Pick Your Rock and Metal

Sunday, February 23, 2014

Triple terror from Spittin' Teeth, Defyed and By Conquest or Consent

SATURDAY evening - that time when the beige and vanilla people settle down to get ready, don their glad rags, watch crap television and sup their pre-drinks. But on the Ormeau Avenue in the dark recesses of Limelight2 The Distortion Project unleashed a triple terror hardcore and metal attack.

And, the beige and vanilla people will never know the joy of the all-out, balls out musical assault from Spittin' Teeth, Defyed and By Conquest or Consent; all three of which produced an evening of deep passion and smiles all round.

Spittin' Teeth opened up proceedings like the bastard sons of Stormtroopers of Death, Hatebreed and DRI. They managed to be both loose and enjoyable.

Flinging riffs and anger to the audience each interlude produced laughter as Dom confessed to being under the influence. Despite that there is an attitude here well worth cultivating further.
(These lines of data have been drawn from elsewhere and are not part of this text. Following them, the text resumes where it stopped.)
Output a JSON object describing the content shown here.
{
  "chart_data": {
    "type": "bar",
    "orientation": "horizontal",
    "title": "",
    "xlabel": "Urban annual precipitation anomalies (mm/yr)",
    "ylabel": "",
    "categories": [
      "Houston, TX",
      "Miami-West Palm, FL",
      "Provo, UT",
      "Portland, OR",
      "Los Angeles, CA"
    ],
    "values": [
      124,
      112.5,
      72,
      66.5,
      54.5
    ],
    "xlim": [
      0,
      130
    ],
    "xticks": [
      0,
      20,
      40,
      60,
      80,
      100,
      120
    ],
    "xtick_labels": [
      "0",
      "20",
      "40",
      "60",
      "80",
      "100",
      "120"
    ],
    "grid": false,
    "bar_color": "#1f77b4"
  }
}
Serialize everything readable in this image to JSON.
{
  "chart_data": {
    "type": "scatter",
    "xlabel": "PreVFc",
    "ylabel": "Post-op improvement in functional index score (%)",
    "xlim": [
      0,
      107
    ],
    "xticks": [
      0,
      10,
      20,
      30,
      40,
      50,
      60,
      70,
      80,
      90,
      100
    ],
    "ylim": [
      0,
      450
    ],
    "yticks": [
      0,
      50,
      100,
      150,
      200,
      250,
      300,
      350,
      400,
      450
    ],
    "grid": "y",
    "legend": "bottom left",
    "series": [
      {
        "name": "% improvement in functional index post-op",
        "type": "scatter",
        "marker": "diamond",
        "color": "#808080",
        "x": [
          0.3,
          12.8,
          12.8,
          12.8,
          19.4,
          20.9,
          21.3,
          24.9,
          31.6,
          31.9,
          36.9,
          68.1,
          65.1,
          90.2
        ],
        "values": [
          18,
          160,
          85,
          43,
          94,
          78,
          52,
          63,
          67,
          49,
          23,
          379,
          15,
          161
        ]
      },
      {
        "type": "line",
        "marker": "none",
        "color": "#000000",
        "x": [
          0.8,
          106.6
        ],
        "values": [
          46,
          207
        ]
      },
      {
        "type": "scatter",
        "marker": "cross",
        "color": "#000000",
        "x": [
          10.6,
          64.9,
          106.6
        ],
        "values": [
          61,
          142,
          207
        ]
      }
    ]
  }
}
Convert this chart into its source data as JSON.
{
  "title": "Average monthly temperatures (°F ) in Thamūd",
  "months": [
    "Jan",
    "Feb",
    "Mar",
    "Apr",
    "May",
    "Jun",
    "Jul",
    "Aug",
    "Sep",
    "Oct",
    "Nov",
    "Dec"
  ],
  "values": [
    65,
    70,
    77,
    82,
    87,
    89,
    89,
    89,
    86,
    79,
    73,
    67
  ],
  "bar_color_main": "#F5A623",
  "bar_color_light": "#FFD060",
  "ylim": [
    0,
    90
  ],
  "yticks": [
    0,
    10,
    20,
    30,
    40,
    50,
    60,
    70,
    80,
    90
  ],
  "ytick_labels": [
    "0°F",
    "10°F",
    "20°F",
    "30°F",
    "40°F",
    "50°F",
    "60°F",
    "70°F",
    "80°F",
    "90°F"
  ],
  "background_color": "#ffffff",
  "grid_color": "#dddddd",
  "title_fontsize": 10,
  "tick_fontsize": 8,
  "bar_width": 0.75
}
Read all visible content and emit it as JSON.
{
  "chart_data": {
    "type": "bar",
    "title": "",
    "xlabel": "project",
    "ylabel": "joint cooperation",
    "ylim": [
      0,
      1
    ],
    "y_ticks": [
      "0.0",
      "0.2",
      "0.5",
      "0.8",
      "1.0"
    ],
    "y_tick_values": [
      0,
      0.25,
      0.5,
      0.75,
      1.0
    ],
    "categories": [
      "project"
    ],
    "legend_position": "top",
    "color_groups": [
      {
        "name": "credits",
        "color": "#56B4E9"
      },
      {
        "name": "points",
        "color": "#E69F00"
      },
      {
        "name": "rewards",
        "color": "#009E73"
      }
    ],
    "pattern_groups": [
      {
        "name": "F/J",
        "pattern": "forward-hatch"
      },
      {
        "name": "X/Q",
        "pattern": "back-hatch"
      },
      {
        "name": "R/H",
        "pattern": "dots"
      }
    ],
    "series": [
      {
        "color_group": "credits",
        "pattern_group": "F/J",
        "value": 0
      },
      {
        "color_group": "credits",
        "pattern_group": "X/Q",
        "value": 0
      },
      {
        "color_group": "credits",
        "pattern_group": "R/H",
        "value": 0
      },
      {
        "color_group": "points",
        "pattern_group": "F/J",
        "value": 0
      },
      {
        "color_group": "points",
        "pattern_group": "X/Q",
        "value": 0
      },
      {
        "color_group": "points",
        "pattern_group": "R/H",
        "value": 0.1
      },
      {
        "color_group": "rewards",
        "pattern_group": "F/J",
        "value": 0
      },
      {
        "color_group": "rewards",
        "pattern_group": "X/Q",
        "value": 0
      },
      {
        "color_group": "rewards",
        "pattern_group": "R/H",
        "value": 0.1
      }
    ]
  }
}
Of particular note was the rhythm section, with drumming that pounded and splashed to add aural colour to the set

Defyed have grown up as a band in a relatively short period of time and they appreciate the need to be professional in how they approach their music. From the intro through to the closer this is a tight unit, mixing hardcore aggression with a precise musical approach reminiscent of mid-period Soulfly.

Wayne poured real passion into his singing. He's mobile and stamps out each beat, sweat oozing and his soul bared as the likes of Parasites (dedicated to all politicians and Vladimir Putin in particular on this evening).

Steve and Trev are beginning to have the telepathic understanding of each other that comes with rehearsal and live performances, while Kerian locks it all down.

Spit the Lies and Stick Tight had a real resonance amidst the noise.

This was the first time we have encountered By Conquest or Consent and it was a joy to see such a mélange of hardcore and metal, with the metallic edge being the most prominent.

Pete is a compelling frontman, and Michael looks like a full on metal guitarist, locked on to his Jackson, but the tracksuit bottoms revealing other influences.

Dom on bass (after six-string duties earlier for Spittin' Death) has it tightly bound and is a foil for Pete to play upon, while Jay and Pete bolster the sound.

This is a band with loads of potential and are really enjoyable to watch and listen to.

This Distortion Project offering showed that hardcore with a metallic twist is proof of the diversity of music Northern Ireland is producing and producing well.

One day the beige and vanilla people will walk away from their mass-produced nonsense of The Voice, X-Factor and the rest of the drivel and enjoy the release of pure locally produced passionate music.